Figure 27.2 Cyber Security Risk Management - Business Statements Results

Figure 27.3 Cyber Security Risk Management - Cyber Statements Results

After completing the entire assessment, the client can access and review their inputs by clicking on the building blocks displayed on the screen. Each building block represents the responses and information provided in the corresponding section of the assessment, allowing the client to quickly navigate, verify, or update their earlier inputs.

This feature ensures that all data is easily accessible, organized, and aligned with the Cyber Risk Assessment Management (CRAM) framework for ongoing risk evaluation and management.

Figure 27.4 Cyber Security Risk Management - Cyber Statements Results

Conclusion

Cyber Risk Assessment Management (CRAM)

The Cyber Risk Assessment Management (CRAM) framework provides a structured, end-to-end approach for organizations to assess, manage, and mitigate cyber risks.
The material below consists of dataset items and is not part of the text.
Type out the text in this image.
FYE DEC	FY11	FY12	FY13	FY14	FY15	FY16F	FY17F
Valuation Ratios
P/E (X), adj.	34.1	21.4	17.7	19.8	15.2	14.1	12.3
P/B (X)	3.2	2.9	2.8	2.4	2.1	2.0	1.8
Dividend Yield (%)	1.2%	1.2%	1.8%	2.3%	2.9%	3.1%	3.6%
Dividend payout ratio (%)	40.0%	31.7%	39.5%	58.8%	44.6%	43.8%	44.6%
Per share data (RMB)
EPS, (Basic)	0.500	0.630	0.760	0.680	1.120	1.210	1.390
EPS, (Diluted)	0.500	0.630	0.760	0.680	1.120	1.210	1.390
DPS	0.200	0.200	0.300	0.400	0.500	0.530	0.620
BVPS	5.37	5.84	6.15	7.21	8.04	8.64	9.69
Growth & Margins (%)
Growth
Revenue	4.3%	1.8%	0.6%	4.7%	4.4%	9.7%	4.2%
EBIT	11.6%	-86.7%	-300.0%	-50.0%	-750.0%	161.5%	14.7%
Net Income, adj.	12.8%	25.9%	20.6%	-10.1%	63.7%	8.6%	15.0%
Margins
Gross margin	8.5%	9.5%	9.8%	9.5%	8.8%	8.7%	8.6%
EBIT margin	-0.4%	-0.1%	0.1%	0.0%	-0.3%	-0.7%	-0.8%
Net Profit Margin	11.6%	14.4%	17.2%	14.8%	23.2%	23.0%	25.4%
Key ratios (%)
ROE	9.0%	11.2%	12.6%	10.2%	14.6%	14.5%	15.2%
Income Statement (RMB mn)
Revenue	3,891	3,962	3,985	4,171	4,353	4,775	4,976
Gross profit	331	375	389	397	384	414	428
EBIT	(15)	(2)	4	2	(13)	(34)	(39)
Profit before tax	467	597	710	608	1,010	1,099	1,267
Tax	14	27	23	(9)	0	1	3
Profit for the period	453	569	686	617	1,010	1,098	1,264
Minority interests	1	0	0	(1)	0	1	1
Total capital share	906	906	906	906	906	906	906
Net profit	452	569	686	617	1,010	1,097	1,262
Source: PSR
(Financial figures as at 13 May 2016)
By integrating multiple building blocks—ranging from the Main Business Statement and Business Fundamentals to Critical Business Processes, Functions, and Vectors, as well as Threats, Vulnerabilities, and Controls—CRAM captures a holistic view of the organization’s cyber risk posture.

CRAM enables organizations to:

• Understand their cyber risk exposure across people, processes, technologies, and external dependencies.

• Align risk management strategies with business objectives, critical operations, and industry context.

• Identify and prioritize vulnerabilities and threats, including third-party and operational risks.

• Evaluate existing controls, budgets, and historical incidents to strengthen preparedness and resilience.

• Make informed, data-driven decisions to protect critical functions and ensure business continuity.

Overall, CRAM serves as a comprehensive roadmap for cyber risk management, empowering organizations to proactively safeguard their operations, enhance resilience, and maintain alignment between cybersecurity efforts and strategic business goals. It not only identifies risks but also provides actionable insights for mitigation, helping organizations sustain secure, efficient, and resilient business operations in the face of evolving cyber threats.